Alors que les entreprises et ménages, à travers le Vieux continent, sont déjà confrontés à une hausse des prix de l’énergie, une réglementation européenne censée lutter contre le réchauffement climatique pourrait venir empirer la situation.

À compter du 1er janvier 2027, le règlement européen 2024/1787 va imposer aux importateurs de pétrole, de gaz et de charbon de démontrer que leurs fournisseurs disposent de systèmes de mesure, de surveillance et de vérification des émissions de méthane équivalents à ceux exigés aux producteurs européens.

Des exigences bruxelloises qu'une part importante des producteurs mondiaux ne serait pas en mesure de satisfaire, selon le cabinet de conseil Wood Mackenzie, a rapporté ce 17 septembre Le Figaro.

D’après l’un de ces scénarios, en 2027, pas moins de 43 % des importations européennes de gaz et 87 % de celles d’or noir pourraient être considérées comme non conformes.

Cette nouvelle coupe, en Europe, dans le nombre de fournisseurs disponibles pourrait conduire à une hausse des cours. Wood Mackenzie estime ainsi qu’en raison de cette réglementation, le prix du brut importé dans le Vieux continent pourrait augmenter de 11 %, avec une hausse potentielle de 24 % sur les prix à la pompe pour l'essence et de 16 % pour le diesel.

Sans surprise, plusieurs États membres ont demandé à Bruxelles de faire preuve de souplesse.

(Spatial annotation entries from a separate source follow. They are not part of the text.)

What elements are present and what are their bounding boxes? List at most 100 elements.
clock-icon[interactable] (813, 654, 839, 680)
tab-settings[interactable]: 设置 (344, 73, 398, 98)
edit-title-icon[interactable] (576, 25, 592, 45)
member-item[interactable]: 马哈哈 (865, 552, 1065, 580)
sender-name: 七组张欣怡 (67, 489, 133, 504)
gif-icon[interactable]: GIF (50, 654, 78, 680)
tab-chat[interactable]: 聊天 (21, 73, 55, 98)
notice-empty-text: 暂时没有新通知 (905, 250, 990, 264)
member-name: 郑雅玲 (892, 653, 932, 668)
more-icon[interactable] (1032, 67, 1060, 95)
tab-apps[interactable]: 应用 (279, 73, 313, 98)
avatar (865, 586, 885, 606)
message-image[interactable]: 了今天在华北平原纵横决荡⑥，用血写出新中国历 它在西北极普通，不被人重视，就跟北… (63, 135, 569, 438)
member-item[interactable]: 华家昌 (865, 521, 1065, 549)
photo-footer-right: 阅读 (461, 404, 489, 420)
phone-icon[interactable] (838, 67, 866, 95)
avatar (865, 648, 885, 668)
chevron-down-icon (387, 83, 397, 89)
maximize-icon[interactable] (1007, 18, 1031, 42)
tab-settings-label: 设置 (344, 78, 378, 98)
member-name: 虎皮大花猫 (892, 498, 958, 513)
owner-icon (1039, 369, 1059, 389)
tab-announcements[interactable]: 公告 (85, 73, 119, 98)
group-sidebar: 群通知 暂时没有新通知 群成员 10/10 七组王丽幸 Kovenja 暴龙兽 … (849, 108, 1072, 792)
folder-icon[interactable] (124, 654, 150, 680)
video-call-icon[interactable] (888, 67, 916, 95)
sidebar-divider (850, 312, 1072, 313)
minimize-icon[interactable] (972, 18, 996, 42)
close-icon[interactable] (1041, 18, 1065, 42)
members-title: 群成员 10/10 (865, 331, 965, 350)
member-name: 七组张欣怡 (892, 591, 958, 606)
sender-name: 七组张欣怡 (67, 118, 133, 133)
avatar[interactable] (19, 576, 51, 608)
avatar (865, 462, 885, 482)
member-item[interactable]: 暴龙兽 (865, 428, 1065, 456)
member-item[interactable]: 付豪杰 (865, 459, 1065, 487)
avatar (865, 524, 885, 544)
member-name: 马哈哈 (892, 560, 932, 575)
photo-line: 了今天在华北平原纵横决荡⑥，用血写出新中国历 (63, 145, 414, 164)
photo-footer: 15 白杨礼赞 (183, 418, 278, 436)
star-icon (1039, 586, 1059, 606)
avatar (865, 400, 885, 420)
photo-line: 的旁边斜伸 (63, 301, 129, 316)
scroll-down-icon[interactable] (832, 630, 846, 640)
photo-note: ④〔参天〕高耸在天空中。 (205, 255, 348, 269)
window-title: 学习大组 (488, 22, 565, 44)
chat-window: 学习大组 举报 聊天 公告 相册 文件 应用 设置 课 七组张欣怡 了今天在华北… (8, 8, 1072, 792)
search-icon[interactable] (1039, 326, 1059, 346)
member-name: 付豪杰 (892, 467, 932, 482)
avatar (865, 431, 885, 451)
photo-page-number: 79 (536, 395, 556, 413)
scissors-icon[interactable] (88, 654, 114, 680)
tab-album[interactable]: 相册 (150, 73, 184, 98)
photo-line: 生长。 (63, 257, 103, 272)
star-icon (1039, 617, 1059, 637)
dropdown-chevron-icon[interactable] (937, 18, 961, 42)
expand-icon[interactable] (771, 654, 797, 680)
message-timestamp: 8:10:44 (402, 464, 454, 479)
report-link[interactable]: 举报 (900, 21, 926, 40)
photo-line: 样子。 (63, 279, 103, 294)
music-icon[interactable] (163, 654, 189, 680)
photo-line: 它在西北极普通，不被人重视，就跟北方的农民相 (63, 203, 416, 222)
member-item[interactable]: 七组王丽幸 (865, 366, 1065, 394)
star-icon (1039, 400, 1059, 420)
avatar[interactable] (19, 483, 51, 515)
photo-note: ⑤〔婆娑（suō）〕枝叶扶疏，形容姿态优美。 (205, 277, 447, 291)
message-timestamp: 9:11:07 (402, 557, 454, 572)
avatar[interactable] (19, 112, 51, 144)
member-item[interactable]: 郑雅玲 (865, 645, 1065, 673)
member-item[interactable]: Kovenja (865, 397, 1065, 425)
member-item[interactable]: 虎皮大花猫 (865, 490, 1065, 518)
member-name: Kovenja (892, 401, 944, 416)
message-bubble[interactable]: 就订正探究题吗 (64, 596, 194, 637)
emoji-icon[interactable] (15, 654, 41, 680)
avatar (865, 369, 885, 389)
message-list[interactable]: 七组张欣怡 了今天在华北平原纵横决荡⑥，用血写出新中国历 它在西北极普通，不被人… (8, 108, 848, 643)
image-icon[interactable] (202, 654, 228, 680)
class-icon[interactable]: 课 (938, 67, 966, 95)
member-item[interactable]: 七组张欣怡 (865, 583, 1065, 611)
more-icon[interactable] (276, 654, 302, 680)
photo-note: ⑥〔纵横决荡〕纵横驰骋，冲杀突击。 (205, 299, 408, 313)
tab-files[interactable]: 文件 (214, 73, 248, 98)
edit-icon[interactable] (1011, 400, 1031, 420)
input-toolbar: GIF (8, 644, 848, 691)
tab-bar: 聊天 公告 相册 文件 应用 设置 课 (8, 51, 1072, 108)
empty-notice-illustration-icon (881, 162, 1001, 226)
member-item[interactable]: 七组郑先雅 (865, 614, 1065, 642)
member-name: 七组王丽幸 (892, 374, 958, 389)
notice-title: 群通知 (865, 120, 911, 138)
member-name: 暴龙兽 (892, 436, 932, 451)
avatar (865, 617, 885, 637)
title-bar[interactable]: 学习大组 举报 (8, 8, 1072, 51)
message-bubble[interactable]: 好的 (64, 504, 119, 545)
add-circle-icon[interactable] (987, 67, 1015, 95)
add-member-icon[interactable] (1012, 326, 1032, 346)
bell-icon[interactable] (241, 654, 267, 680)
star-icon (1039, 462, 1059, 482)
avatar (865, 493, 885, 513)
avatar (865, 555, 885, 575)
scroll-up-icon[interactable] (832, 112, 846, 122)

En juin, dix-sept d’entre eux, dont la République tchèque, la Slovaquie et la Roumanie, ont appelé à reporter de trois ans certaines obligations concernant les importations d’hydrocarbures, mettant en garde contre des mesures qui pourraient menacer la sécurité énergétique de l’Europe.

Égale à elle-même, la Commission von der Leyen s'est jusqu'ici opposée à tout report général, se contentant de publier des recommandations présentées comme devant faciliter la mise en œuvre de cette énième réglementation européenne.

Face à cet objectif de Bruxelles, de grandes compagnies ont déjà engagé des programmes de réduction de leurs émissions de méthane, notamment TotalEnergies affirme avoir diminué ses émissions de 60 % depuis 2020, avec un objectif de -80 % en 2030.